Headache may occur with cerebral infarction or hemorrhage, which may be due to nonbacterial thrombotic endocarditis or disseminated intravascular coagulation. Headache is also the usual presentation of sagittal sinus occlusion, which may be due to tumor infiltration, hypercoagulable state, or treatment with L-asparaginase (179). Headache due to pseudotumor cerebri has also been reported to be the presentation of superior vena caval obstruction in a patient with lung cancer (180). Tumors of the sinonasal tract may present with deep facial or nasal pain (181).

Radiculopathy or polyradiculopathy may be caused by any process that compresses, distorts, or inflames nerve roots. Painful radiculopathy is an important presentation of epidural tumor and leptomeningeal metastases (see preceding text).

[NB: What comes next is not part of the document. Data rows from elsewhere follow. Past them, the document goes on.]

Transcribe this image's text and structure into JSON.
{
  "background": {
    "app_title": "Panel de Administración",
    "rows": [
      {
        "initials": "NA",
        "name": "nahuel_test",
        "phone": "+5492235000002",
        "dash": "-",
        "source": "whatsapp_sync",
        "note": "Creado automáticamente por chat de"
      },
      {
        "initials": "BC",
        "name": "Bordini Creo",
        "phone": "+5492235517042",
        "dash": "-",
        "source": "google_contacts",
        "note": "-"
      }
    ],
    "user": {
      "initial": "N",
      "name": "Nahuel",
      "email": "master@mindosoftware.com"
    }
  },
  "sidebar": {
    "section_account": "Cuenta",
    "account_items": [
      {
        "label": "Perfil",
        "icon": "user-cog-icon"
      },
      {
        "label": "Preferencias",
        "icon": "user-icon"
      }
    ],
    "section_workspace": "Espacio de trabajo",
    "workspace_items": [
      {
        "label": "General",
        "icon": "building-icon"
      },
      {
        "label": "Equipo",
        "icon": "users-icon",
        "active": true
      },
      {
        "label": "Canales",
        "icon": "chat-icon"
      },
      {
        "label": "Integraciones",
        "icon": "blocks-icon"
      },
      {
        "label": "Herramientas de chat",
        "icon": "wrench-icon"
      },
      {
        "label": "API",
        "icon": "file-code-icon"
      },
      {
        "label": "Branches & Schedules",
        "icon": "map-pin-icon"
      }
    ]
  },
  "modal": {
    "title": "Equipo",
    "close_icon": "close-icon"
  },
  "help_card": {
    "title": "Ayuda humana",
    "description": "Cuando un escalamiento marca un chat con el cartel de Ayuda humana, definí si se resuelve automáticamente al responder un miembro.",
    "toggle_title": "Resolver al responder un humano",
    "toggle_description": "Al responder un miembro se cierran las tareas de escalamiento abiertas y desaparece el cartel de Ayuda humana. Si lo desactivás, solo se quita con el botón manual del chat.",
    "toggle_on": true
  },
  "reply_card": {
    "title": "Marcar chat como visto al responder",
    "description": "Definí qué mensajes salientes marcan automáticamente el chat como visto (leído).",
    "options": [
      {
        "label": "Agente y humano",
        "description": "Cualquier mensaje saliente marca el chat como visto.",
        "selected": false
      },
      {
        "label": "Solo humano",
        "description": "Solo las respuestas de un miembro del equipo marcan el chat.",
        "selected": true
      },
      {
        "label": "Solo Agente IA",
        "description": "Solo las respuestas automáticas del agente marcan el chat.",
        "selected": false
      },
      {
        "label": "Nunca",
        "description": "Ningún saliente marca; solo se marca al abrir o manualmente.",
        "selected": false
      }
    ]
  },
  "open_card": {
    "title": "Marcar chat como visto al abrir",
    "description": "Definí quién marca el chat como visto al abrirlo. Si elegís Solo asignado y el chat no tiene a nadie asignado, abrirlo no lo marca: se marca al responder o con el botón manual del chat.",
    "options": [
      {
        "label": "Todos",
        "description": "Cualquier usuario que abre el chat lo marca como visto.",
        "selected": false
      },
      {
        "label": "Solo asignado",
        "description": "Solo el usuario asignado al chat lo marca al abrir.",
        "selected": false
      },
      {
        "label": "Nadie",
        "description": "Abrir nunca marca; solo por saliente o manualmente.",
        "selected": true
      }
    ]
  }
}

The ventral rami of the upper four cervical spinal nerves join to form the cervical plexus between the deep anterior and lateral muscles of the neck. Cutaneous branches emerge from the posterior border of the sternocleidomastoid. In the cancer population, plexus injury is frequently due to tumor infiltration or treatment (including surgery or radiotherapy) of neoplasms in this region (185). Tumor invasion or compression of the cervical plexus can be caused by direct extension of a primary head and neck malignancy or by neoplastic (metastatic or lymphomatous) involvement of the cervical lymph nodes (185). Pain may be experienced in the preauricular (greater auricular nerve) or postauricular (lesser and greater occipital nerves) regions or the anterior neck (transverse cutaneous and supraclavicular nerves). Pain may refer to the lateral aspect of the face or head or to the ipsilateral shoulder. The overlap in the pain referral patterns from the face and neck may relate to the close anatomic relationship between the central connections of cervical afferents and the afferents carried in the cranial nerves V, VII, IX, and X in the upper cervical spinal cord. The pain may be aching, burning, or lancinating and is often exacerbated by neck movement or swallowing. Associated features can include ipsilateral Horner syndrome or hemidiaphragmatic paralysis. The diagnosis must be distinguished from EC of the cervical spinal cord and leptomeningeal metastases. MRI or CT scan of the neck and cervical spine is usually required to evaluate the etiology of the pain.

The two most common causes of brachial plexopathy in patients with cancer are tumor infiltration and radiation injury. Less common causes of painful brachial plexopathy include trauma during surgery or anesthesia, radiation-induced second neoplasms, acute brachial plexus ischemia, and paraneoplastic brachial neuritis.